According to the study, conducted by researchers at the University of Oxford, United Arab Emirates University and the University of Melbourne, vitamin B is particularly important because it “modulates immune response by downregulating pro-inflammatory cytokines and inflammation, reducing breathing difficulty and gastrointestinal problems, preventing hypercoagulability.”
Cytokines are proteins that are secreted by certain cells of the immune system to regulate immunity and inflammation, while hypercoagulability is the increased tendency of blood to form clots. One of the more dangerous possible results of a COVID-19 infection is a “cytokine storm,” in which the body releases too many of the proteins, which can cause organ failure.

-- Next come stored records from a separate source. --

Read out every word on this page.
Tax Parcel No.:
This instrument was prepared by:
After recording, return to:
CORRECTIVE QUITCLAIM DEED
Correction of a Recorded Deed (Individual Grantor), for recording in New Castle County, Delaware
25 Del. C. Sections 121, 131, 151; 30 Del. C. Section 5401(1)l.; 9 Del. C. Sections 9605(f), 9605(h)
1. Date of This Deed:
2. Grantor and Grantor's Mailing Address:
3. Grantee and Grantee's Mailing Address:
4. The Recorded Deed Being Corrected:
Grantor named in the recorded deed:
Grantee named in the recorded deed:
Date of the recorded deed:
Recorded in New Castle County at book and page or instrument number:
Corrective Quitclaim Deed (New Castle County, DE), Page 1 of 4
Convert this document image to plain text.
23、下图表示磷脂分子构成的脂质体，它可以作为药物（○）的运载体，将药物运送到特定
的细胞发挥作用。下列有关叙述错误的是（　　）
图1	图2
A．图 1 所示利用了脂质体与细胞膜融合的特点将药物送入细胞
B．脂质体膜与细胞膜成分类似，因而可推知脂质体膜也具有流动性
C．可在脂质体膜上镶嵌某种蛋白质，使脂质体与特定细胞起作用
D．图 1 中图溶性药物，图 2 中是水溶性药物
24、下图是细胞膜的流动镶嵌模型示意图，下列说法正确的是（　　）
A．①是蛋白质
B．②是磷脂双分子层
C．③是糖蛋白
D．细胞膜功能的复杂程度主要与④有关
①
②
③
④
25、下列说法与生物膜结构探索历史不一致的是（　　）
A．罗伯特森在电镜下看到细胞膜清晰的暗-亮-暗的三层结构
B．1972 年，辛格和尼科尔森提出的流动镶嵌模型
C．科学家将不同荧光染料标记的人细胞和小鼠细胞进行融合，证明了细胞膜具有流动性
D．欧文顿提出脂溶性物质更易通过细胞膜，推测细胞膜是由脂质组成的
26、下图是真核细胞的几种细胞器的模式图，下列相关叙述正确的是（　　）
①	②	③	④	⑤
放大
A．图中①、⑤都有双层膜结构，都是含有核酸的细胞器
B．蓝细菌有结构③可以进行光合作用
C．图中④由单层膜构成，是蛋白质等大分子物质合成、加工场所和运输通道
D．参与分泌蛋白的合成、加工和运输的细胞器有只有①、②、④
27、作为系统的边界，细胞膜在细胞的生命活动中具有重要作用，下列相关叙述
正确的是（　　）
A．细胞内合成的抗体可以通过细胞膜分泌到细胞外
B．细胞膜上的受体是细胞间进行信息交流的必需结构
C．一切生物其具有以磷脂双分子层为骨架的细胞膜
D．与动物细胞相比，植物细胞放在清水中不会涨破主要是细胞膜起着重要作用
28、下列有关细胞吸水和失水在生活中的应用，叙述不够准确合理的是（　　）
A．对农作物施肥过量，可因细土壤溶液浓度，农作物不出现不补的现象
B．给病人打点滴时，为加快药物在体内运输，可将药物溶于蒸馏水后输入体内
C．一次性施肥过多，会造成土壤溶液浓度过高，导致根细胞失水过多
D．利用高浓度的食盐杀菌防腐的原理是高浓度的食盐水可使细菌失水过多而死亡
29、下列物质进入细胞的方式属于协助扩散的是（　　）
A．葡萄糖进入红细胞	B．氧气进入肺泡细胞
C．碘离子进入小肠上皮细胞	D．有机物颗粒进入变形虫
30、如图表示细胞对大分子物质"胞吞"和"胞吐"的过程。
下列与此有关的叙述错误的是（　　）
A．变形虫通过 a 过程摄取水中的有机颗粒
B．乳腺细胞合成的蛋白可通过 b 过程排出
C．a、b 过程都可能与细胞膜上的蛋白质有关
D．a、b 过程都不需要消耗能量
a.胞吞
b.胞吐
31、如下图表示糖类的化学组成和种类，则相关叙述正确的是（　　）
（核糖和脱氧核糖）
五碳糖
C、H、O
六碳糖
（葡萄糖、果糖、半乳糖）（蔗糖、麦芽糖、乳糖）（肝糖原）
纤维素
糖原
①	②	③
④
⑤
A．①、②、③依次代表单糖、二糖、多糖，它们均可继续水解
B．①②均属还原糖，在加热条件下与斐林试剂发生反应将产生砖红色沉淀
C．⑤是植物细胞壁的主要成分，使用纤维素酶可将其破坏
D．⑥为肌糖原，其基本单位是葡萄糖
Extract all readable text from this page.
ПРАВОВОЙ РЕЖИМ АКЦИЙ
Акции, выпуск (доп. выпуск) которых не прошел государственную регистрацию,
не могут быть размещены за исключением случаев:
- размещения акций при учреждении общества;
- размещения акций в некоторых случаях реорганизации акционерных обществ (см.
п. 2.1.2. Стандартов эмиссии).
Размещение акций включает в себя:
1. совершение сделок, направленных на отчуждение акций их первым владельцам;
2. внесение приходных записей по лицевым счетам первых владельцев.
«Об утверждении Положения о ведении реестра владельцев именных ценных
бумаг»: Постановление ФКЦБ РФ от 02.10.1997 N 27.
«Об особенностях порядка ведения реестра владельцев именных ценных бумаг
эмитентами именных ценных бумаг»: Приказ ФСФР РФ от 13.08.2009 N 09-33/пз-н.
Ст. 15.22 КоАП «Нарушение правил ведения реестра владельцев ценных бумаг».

Due to vitamin B’s role in modulating the immune response, it could be used to potentially improve outcomes in COVID-19 patients.
Although the researchers didn’t study the effects of vitamin B on COVID-19 patients, they noted that the already existing evidence on the role vitamin B plays in the body’s immune response suggests it would be very beneficial in treating the respiratory disease.
“There is a need to highlight the importance of vitamin B because it plays a pivotal role in cell functioning, energy metabolism, and proper immune function,” the authors write in the study.
“Therefore, vitamin B status should be assessed in COVID-19 patients and vitamin B could be used as a non-pharmaceutical adjunct to current treatments,” they add.
During the pandemic, vitamin C and vitamin D have also gained attention due to their anti-inflammatory and immune-supporting characteristics.
“Low levels of vitamins D and C result in coagulopathy and suppress the immune system, causing lymphocytopenia,” the authors of the study explain.
Lymphocytopenia is a condition characterized by low levels of lymphocytes - a type of white blood cell that plays an important role in the immune system - in the blood.
“Further, vitamin C supplementation increases the oxygenation index in COVID-19 infected patients,” the authors add, referring to a measurement of how much oxygen enters the bloodstream from the lungs when a person breathes.